The research paper also highlights that VoxPoser has been tested in both simulated and real-robot environments, demonstrating its ability to perform everyday manipulation tasks specified in free-form natural language. It's like having a robot that can understand and execute tasks described in plain English.

But it's not all smooth sailing. The biggest source of error in VoxPoser is the perception module. This is similar to a human having difficulty understanding a task due to unclear instructions. Moreover, VoxPoser relies on external perception modules, needs a general-purpose dynamics model, and requires manual prompt engineering for LLMs. These are like the limitations of a GPS system that relies on external satellites, needs a comprehensive map, and requires manual input of destinations.

The paper also discusses the use of VoxPoser, an environment API for large language models (LLMs) in robotic manipulation tasks. VoxPoser provides APIs for object detection, motion planning, and environment mapping. This is akin to a toolbox that provides all the necessary tools to perform a task.

The authors evaluate VoxPoser in both real-world and simulated environments. In the real-world environment, they use a Franka Emika Panda robot with two RGB-D cameras and evaluate VoxPoser on tasks such as Move & Avoid, Set Up Table, Close Drawer, Open Bottle, and Sweep Trash. In the simulated environment, they use SAPIEN and evaluate VoxPoser on tasks such as moving objects, closing drawers, pushing objects, grasping objects, and dropping objects. The results show that VoxPoser outperforms a baseline method that uses LLMs with action primitives in both real-world and simulated environments.

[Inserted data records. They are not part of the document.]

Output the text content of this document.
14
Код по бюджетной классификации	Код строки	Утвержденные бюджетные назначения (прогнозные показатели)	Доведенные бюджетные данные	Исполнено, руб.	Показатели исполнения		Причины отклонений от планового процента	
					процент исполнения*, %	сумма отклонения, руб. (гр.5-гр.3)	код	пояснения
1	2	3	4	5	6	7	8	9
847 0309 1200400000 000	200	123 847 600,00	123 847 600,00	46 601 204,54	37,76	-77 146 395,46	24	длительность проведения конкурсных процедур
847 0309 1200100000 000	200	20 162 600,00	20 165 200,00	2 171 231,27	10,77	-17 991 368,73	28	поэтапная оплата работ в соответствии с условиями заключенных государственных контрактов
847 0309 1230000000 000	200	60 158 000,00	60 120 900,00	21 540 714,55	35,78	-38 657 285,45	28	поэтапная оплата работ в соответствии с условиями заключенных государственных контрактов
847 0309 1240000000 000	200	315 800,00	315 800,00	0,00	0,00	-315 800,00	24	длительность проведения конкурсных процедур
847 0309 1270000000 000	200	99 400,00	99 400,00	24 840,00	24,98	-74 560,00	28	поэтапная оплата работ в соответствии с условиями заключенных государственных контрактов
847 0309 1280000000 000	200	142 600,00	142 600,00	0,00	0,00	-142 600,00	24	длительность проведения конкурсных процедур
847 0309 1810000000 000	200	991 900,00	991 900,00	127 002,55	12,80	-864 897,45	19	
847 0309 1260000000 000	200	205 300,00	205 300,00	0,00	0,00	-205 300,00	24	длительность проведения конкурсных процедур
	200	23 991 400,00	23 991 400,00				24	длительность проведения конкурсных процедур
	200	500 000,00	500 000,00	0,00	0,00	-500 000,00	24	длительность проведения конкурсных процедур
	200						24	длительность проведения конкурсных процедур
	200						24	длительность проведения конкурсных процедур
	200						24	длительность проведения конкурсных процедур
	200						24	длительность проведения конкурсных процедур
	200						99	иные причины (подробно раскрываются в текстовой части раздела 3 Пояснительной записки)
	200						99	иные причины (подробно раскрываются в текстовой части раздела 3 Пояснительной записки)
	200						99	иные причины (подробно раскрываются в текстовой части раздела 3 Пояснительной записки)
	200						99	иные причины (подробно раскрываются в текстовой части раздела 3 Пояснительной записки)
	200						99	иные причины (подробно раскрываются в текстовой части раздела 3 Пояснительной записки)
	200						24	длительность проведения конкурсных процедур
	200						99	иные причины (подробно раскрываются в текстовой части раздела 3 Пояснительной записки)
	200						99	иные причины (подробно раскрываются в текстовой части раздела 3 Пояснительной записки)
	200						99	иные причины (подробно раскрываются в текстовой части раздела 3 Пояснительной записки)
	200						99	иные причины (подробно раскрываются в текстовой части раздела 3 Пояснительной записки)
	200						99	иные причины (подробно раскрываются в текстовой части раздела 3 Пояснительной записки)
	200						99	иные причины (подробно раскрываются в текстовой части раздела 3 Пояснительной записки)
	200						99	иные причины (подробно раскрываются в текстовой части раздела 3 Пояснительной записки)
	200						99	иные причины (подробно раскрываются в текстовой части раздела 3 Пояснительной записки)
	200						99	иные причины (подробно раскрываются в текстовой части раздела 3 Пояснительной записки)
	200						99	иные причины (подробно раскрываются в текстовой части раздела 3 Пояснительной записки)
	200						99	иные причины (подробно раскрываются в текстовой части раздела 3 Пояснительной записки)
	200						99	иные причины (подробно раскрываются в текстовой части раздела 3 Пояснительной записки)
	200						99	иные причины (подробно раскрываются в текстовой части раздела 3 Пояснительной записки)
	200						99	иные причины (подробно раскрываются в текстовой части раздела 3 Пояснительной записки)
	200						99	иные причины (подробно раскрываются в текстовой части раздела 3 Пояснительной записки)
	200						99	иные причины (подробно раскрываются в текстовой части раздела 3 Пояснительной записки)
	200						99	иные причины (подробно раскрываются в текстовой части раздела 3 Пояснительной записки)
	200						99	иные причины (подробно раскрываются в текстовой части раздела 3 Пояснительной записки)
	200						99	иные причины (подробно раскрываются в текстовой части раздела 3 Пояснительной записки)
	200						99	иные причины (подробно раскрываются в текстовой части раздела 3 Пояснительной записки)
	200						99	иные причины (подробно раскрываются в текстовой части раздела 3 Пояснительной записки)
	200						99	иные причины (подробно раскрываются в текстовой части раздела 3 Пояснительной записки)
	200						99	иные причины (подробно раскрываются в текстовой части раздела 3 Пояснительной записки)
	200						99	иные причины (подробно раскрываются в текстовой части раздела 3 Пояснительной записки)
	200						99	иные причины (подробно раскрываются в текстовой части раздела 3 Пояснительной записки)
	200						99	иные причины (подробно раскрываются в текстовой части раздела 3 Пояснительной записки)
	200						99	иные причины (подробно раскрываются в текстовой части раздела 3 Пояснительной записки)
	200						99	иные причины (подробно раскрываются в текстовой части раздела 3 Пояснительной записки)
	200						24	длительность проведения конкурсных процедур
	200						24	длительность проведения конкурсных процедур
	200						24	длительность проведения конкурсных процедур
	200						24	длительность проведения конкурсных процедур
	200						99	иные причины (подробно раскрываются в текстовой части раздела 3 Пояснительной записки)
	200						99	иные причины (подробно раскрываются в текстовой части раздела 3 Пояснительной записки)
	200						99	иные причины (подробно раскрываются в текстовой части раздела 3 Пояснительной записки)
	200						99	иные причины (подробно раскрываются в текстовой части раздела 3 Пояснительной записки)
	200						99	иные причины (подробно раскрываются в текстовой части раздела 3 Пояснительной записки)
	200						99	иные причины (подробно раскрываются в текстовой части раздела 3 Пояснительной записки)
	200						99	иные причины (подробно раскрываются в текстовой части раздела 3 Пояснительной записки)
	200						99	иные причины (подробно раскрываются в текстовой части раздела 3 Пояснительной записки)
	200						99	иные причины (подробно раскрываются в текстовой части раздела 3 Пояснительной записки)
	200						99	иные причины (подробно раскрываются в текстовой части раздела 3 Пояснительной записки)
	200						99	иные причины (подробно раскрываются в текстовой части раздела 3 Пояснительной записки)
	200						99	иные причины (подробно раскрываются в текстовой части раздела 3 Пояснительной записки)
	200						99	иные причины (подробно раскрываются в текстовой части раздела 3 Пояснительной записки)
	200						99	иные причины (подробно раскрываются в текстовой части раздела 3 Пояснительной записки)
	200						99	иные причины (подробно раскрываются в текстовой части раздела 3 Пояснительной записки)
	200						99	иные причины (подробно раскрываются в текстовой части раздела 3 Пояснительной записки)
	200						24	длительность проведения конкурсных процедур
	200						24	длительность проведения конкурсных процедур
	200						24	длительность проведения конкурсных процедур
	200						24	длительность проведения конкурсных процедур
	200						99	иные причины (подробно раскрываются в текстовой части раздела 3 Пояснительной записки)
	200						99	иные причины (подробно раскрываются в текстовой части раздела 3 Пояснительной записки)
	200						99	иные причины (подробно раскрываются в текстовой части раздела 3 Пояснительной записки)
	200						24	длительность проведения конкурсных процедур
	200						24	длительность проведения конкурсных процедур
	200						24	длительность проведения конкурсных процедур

The research involves tasks that require moving objects to specific positions while avoiding obstacles. The success rates of the tasks were evaluated in simulation and averaged across 20 episodes. The research uses a planner to generate a sequence of sub-tasks based on user instructions. The composer takes in sub-task instructions and uses value maps to compose affordance maps and constraint maps. There are different prompts used for different components of the system, such as the planner, composer, parse query obj, etc. The prompts are available for both simulation and real-world scenarios.

In conclusion, the research introduces VoxPoser, a zero-shot framework for mapping language instructions to 3D value maps for robot manipulation. It provides a novel approach to robotic task execution by leveraging the power of language models. It's like teaching a robot to understand and execute tasks described in plain English. Despite its limitations, VoxPoser opens up new possibilities for robot manipulation and paves the way for more advanced and adaptable robotic systems.